Circa 3 pagine stampate

 

C’è un luogo in cui non esistono barriere, né muri, né freni, né giudizi. È un luogo nel quale le persone ascoltano profondamente e dedicano del tempo ad ascoltare quello che ognuno ha da dire. Ci sono amici con ogni tipo di abilità, che si vogliono bene, si accettano e si sostengono a vicenda. È un posto in cui le persone possono sognare e condividere i loro traguardi. In un tale contesto, i rapporti tra le persone hanno inizio e prosperano. È un luogo nel quale coloro che, tra di noi, parlano, sono fatti tacere e l’unico suono che riempie l’aria è quello delle voci di chi usa la Comunicazione Aumentativa e Alternativa (CAA).

 

Questo posto non è una finzione, ma esiste davvero e se avete avuto la fortuna di trovarvi lì, senza dubbio, ne sarete rimasti profondamente toccati e ispirati. I ricordi di questo posto per tanti versi cambieranno la vostra vita.

 

La terza Conferenza biennale “Independence, Community and Empowerment (ICE)” del Canada si è svolta dal 23 al 25 marzo 2007 a Toronto, nell’Ontario. Il sempre crescente numero di presenti dimostra che, una volta che vi avrete partecipato, continuerete a tornarvi. Quest’anno i partecipanti sono stati più di 230, provenienti da ogni parte del Canada.

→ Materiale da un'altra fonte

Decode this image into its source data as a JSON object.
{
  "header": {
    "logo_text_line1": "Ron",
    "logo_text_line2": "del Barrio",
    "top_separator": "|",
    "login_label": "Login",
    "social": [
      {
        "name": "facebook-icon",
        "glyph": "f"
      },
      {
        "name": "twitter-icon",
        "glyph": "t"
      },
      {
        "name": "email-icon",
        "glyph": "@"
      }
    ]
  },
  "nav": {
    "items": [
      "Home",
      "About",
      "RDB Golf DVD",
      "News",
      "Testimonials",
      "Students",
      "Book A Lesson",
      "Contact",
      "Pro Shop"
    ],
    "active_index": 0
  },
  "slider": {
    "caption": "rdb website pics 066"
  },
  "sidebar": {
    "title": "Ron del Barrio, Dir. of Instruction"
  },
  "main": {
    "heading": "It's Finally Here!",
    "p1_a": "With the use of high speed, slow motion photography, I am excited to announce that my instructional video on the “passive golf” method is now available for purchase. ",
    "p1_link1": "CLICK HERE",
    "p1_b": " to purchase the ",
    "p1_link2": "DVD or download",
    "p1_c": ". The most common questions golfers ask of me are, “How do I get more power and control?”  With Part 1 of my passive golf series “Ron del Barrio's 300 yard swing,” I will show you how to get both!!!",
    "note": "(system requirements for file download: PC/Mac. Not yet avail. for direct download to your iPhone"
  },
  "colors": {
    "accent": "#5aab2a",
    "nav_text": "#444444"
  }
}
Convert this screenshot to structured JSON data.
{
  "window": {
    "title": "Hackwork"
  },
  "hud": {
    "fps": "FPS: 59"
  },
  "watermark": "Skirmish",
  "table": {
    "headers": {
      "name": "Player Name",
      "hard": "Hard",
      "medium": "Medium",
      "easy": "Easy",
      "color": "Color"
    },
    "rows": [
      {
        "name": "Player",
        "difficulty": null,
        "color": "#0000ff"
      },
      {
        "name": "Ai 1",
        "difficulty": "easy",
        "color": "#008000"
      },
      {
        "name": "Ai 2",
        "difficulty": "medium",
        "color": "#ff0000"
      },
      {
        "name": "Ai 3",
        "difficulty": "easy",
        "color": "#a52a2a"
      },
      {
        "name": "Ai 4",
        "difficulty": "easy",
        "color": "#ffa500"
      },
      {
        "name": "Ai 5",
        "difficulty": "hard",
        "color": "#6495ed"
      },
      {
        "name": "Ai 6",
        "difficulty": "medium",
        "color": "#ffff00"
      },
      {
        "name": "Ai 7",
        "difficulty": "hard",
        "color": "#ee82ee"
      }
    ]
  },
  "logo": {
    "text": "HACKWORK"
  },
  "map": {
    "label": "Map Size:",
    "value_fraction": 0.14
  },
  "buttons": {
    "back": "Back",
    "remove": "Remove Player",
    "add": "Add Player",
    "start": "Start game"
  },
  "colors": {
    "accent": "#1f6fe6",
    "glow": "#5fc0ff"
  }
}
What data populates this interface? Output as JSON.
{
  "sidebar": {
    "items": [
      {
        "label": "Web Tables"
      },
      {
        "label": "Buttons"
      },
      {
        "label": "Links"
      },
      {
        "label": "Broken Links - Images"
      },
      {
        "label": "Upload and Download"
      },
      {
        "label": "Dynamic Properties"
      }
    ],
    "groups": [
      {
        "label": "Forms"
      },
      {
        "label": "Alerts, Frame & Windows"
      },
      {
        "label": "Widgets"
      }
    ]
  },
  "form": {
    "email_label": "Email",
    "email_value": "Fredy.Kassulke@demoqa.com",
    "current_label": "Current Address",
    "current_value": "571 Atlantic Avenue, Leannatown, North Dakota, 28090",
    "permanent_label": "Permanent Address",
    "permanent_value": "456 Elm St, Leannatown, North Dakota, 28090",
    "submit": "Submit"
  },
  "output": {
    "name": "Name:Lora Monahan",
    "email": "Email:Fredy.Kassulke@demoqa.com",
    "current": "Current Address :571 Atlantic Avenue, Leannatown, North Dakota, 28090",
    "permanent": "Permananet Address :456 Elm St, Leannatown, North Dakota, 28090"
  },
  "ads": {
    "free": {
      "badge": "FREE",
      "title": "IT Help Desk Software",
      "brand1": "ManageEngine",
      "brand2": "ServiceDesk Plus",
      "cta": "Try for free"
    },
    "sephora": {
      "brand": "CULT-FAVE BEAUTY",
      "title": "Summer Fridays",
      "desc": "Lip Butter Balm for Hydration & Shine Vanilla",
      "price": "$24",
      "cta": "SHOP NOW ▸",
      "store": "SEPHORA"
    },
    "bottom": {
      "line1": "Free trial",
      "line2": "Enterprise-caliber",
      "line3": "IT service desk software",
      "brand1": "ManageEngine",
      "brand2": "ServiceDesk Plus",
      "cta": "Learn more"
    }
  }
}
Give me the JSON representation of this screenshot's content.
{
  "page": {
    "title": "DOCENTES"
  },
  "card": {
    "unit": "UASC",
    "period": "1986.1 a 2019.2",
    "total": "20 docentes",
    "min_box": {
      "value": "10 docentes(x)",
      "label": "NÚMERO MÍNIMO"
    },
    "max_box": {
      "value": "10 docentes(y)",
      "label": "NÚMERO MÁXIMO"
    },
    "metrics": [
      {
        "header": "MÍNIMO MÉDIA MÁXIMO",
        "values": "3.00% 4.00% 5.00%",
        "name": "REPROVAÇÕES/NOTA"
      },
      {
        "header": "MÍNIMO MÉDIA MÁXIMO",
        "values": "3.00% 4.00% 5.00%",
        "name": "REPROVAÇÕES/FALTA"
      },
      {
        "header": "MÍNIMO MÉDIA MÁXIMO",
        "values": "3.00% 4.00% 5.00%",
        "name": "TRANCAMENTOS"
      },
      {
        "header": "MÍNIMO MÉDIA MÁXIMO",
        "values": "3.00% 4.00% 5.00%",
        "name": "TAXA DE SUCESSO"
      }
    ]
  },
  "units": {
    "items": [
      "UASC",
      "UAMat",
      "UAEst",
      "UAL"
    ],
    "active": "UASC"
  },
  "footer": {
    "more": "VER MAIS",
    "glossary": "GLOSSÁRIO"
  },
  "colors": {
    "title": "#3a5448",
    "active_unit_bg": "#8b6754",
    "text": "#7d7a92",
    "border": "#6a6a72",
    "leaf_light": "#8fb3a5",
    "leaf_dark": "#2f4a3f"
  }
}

I rapporti instauratisi sono stati uno dei tanti temi della conferenza di quest’anno. Con questa terza Conferenza ICE, sembra di tornare ai tempi del campeggio, dove si riaccendono vecchie amicizie e se ne fanno di nuove. Tema del weekend è stato “L’arte di gestire il cambiamento”. I relatori hanno parlato dei cambiamenti, ma anche delle sfide e dei successi, che hanno segnato le loro esistenze.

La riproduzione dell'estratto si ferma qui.